Reading the Articles of Secession passed by Southern legislatures in 1860, it soon becomes evident that Southerners “knew what they fought for and loved what they knew”: Negro slavery.[1] It has been harder to fathom for what cause the Union fought. Was it to preserve the United States created by the Founders, regardless of emancipating the slaves? Was it to destroy slavery, a goal not well-articulated at first, but ever more clear in the minds of Unionists as the war dragged on? Elizabeth Varon[2] argues that Union and Emancipation were subordinate causes to the larger goal of extirpating a poisonous social system that oppressed all but a few Southerners, slave or free, and threatened to destroy the “last, best hope of earth.” In this argument, slavery provided the solid foundation for a system that submerged in a sea of racism real conflicts between a small and powerful aristocracy and the vast majority of white Southerners.[3] Varon argues that the Union armies were fired by a zeal that spilled over from and was enunciated in the language of the religious enthusiasm that marked mid-19th Century America. They saw themselves as Delivering the country from mortal peril. Thus, “lead us not into temptation, but deliver us from evil.”—Matthew, 6:13. “We bring the Jubilee!”—a Biblical reference in Henry Clay Work’s “Marching Through Georgia.” See: Leviticus, 25:8-13. In this sense, the victorious Union armies liberated their enemies as much as they did the slaves.

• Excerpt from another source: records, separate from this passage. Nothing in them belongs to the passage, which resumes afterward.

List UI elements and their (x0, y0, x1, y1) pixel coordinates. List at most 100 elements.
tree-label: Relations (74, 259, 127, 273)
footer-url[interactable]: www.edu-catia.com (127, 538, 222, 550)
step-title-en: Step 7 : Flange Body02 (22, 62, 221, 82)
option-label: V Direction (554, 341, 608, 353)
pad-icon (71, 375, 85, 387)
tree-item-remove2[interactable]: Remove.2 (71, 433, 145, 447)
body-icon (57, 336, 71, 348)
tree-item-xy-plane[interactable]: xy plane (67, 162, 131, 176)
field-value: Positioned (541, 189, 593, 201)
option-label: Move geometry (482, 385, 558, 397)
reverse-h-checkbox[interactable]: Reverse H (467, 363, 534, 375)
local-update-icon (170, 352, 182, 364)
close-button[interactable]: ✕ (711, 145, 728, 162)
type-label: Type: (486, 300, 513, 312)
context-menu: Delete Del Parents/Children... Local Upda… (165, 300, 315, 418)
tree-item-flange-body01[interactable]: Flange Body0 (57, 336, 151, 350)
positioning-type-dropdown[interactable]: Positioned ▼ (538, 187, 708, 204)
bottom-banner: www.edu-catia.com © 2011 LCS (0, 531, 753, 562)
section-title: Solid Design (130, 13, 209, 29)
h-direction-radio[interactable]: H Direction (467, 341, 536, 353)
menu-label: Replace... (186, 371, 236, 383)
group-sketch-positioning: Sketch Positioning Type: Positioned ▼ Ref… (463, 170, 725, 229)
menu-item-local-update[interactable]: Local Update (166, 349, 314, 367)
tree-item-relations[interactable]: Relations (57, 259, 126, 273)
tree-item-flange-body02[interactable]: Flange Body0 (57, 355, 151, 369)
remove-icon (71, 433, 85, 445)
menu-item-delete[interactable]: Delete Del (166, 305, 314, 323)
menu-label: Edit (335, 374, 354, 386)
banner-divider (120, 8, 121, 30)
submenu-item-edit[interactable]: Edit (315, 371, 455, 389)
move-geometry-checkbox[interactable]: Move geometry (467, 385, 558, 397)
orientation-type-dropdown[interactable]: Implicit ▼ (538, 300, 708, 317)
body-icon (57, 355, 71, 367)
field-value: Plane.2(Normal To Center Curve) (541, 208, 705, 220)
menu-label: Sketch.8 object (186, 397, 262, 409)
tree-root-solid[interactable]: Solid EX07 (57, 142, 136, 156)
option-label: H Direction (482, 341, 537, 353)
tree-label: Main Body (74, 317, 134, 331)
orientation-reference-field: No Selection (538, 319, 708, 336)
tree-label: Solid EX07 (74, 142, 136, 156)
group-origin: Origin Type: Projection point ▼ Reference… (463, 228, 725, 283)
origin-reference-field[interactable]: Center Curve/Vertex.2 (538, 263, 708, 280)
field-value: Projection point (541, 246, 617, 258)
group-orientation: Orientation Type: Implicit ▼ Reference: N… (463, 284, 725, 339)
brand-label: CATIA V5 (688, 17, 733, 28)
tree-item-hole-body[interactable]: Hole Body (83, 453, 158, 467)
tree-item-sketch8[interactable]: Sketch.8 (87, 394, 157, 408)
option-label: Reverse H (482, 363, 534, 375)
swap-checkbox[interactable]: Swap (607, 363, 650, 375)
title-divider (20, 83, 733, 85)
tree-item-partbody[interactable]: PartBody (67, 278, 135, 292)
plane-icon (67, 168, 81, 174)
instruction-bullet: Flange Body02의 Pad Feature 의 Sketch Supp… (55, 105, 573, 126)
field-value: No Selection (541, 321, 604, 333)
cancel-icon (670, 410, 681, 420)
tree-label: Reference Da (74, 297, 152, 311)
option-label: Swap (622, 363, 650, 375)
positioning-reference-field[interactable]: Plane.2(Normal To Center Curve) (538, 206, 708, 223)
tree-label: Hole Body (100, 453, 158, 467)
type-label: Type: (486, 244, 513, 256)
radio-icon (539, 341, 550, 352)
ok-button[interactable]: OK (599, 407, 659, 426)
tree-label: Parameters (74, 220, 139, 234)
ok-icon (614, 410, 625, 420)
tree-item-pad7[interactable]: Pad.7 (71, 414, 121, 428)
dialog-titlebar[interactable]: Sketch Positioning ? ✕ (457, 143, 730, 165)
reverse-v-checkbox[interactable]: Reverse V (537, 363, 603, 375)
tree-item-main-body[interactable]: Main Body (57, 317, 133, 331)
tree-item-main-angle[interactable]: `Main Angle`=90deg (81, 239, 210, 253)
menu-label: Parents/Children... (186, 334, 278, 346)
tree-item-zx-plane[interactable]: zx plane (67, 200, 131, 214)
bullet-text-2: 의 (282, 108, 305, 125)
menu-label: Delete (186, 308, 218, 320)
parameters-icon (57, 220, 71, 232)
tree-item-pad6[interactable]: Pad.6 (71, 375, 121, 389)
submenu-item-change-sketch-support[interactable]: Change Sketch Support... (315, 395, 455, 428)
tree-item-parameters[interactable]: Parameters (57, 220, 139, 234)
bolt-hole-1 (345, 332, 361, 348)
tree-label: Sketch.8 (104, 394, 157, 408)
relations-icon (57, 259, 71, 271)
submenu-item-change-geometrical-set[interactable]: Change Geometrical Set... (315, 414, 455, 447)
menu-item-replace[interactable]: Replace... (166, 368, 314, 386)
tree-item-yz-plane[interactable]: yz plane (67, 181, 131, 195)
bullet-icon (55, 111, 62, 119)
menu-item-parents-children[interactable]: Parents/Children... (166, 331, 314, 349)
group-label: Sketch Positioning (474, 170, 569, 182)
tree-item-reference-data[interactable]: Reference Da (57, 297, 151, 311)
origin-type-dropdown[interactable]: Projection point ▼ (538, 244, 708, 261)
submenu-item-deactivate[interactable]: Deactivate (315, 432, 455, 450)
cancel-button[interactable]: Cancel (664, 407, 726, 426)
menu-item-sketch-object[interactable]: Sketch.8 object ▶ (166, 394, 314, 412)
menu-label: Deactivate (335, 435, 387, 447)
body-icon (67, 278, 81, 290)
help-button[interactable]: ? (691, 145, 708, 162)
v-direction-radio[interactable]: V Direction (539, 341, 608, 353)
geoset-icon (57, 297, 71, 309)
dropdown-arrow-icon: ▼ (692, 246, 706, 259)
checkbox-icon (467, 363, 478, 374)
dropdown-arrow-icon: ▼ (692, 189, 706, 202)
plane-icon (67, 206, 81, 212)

Or perhaps more than they did the slaves. Freeing blacks did not reconcile Southern whites to the Union. They rose up in a new rebellion, often taking the form of the Ku Klux Klan. During the decade after “the recent unpleasantness,” Northern enthusiasm for equal rights for blacks rapidly waned. Southern whites regained control of the political system, then began to create the legal structures for imposing inferior status on blacks. Of course, disfranchisement formed the cornerstone of this effort. However, a host of laws also sought as much segregation of the races as possible.[4] A group of bi-racial New Orleans civic leaders tried to stop this juggernaut as it gathered speed. They sued to block a Louisiana law the required the separation of train passengers on the basis of race. Eventually, in 1896, the case reached the Supreme Court of the United States. The Court essentially adopted the position that the Constitution (and its amendments) is a living document. As such, jurists had to interpret its meaning to adapt the Constitution to changing times. The Court overwhelmingly endorsed the doctrine of “separate, but equal.” Only Justice John Marshall Harlan, apparently an originalist, insisted that the 14th Amendment meant what it said.
[1] See: http://www.civil-war.net/pages/ordinances_secession.asp
[2] Elizabeth Varon, Armies of Deliverance: A New History of the Civil War (2019).
[3] This seems to me to be an extension of the argument made by Edmund Morgan, American Slavery, American Freedom: The Ordeal of Colonial Virginia (1975).
[4] Steve Luxenberg, Separate: The Story of Plessy v. Ferguson and America’s Journey from Slavery to Segregation (2019).